The head of the UK’s largest trade union has warned that Ed Miliband has yet to “close the deal” with workers, days after it was cleared of vote-rigging in Falkirk.
Len McCluskey, of Unite, said the Opposition leader had a challenge ahead of him to convince working people that the Labour Party still had their interests at heart.
Mr McCluskey also offered Mr Miliband some breathing space, suggesting Unite would not immediately follow the GMB path of withdrawing funding to the party.
Asked if Unite intended to cut its affiliation funds, he said: “No. I understand exactly what Paul [Kenny, GMB general secretary] has done.”
Mr McCluskey who is a “close friend” of the GMB chief, said that Unite would “examine the proposals that are being put forward by Ed” before making a decision on party affiliation.
He said, however, that GMB’s decision to cut the donations it gives Labour from £1.2m to £150,000 from next year meant implications for all trade unions which “will have to examine where they stand in relation to the affiliation”.
The Unite chief, who has consistently said he welcomed Mr Miliband’s suggestions to review Labour’s relationship with the trade unions, added a word of warning, telling him to be careful what he wishes for.
Mr McCluskey rubbished suggestions that the union had had a hand in determining the outcome of an internal investigation by Labour into claims it had rigged the selection of a party candidate in Falkirk after demands were made for the report to be published.
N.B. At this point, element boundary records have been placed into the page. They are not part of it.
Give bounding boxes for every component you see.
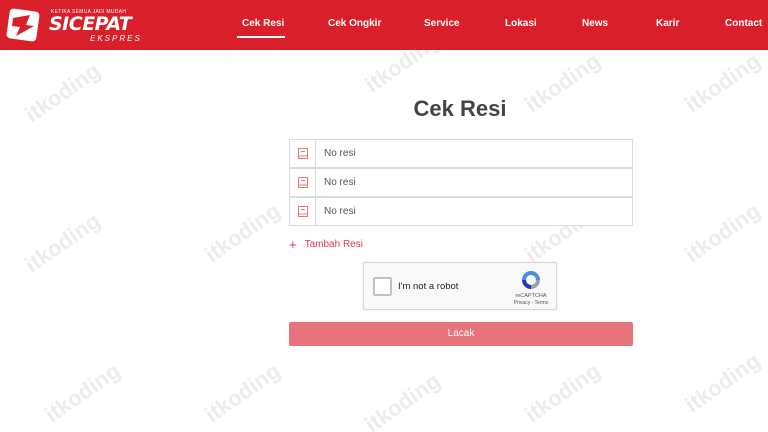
package-icon	[290, 198, 316, 225]
nav-service[interactable]: Service	[424, 18, 460, 34]
nav-cek-resi[interactable]: Cek Resi	[242, 18, 284, 34]
watermark: itkoding	[200, 357, 285, 428]
recaptcha-widget: I'm not a robot reCAPTCHA Privacy - Term…	[363, 262, 557, 310]
watermark: itkoding	[680, 47, 765, 118]
resi-row	[289, 197, 633, 226]
logo-name: SICEPAT	[49, 13, 132, 35]
sicepat-logo[interactable]: KETIKA SEMUA JADI MUDAH SICEPAT EKSPRES	[4, 4, 144, 46]
page-title: Cek Resi	[413, 96, 507, 121]
recaptcha-label: I'm not a robot	[398, 281, 459, 292]
resi-row	[289, 139, 633, 168]
watermark: itkoding	[20, 207, 105, 278]
logo-mark-icon	[6, 8, 40, 42]
add-resi-button[interactable]: + Tambah Resi	[289, 237, 363, 251]
package-icon	[290, 140, 316, 167]
resi-input[interactable]	[317, 198, 631, 225]
watermark: itkoding	[200, 197, 285, 268]
recaptcha-logo-icon	[522, 271, 540, 289]
watermark: itkoding	[360, 367, 445, 432]
watermark: itkoding	[680, 347, 765, 418]
nav-karir[interactable]: Karir	[656, 18, 679, 34]
recaptcha-links[interactable]: Privacy - Terms	[500, 300, 562, 306]
nav-news[interactable]: News	[582, 18, 608, 34]
logo-sub: EKSPRES	[90, 34, 142, 43]
watermark: itkoding	[520, 357, 605, 428]
add-resi-label: Tambah Resi	[304, 238, 363, 250]
nav-lokasi[interactable]: Lokasi	[505, 18, 537, 34]
resi-row	[289, 168, 633, 197]
resi-input[interactable]	[317, 140, 631, 167]
nav-active-indicator	[237, 36, 285, 38]
watermark: itkoding	[40, 357, 125, 428]
lacak-button[interactable]: Lacak	[289, 322, 633, 346]
nav-contact[interactable]: Contact	[725, 18, 762, 34]
plus-icon: +	[289, 236, 297, 252]
nav-cek-ongkir[interactable]: Cek Ongkir	[328, 18, 381, 34]
recaptcha-brand: reCAPTCHA	[515, 293, 547, 299]
watermark: itkoding	[680, 197, 765, 268]
resi-input[interactable]	[317, 169, 631, 196]
package-icon	[290, 169, 316, 196]
watermark: itkoding	[20, 57, 105, 128]
site-header: KETIKA SEMUA JADI MUDAH SICEPAT EKSPRES …	[0, 0, 768, 50]
recaptcha-checkbox[interactable]	[373, 277, 392, 296]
Instead, Mr McCluskey said there was no need for an apology after his party was cleared of any wrongdoing.
He added: “As leader he will take us into our election and he will have my support and Unite’s support to do that.
“He is the guy we support but his challenge is to make sure that Labour demonstrates to ordinary working people ... he still has to close the deal with ordinary people.
“Unite are not looking for an apology, we want to move on now, it’s time now to concentrate on the real things that matter to our members, which is what does Labour stand for, how is Labour going to be different from this government?” said Mr McCluskey.
He insisted that under the guidance of its election strategy chief Lynton Crosby, the Conservatives were doing everything it could to smear Ed Miliband with the “trade union baseball bat”.
Mr McCluskey said: “We’ve got to expect this.
“As soon as the Conservative Party drafted in the Bush kangaroo Lynton Crosby we knew full well that their campaign was going to be dirtier, full of smears, more than normal.
“And they’ve hit on something that seems to give them an opportunity to hit Ed Miliband with the trade union baseball bat, and they want to create a division.
“Now it’s our task to make sure we don’t fall into those traps, so we’re going to work to create unity in our party so we can take them on.”
However, in a perfect example of the challenge that lies ahead – not just for Mr Miliband, but also the trade unions – Mr Kenny said an apology was necessary.
He described Labour’s reaction in the wake of the Falkirk allegations as a “disgrace” and said Mr Miliband needed to acknowledge this. “I think the manner in which – the language that was used about trade unions was absolutely appalling,” said Mr Kenny.
“If there is an apology owed – and I think there is – then the apology should be collectively to the trade unions.”
“There needs to be a recognition – it doesn’t need to be a public climbdown or humiliation”, but he rebuked those “who went off with half cocked... old attitudes”.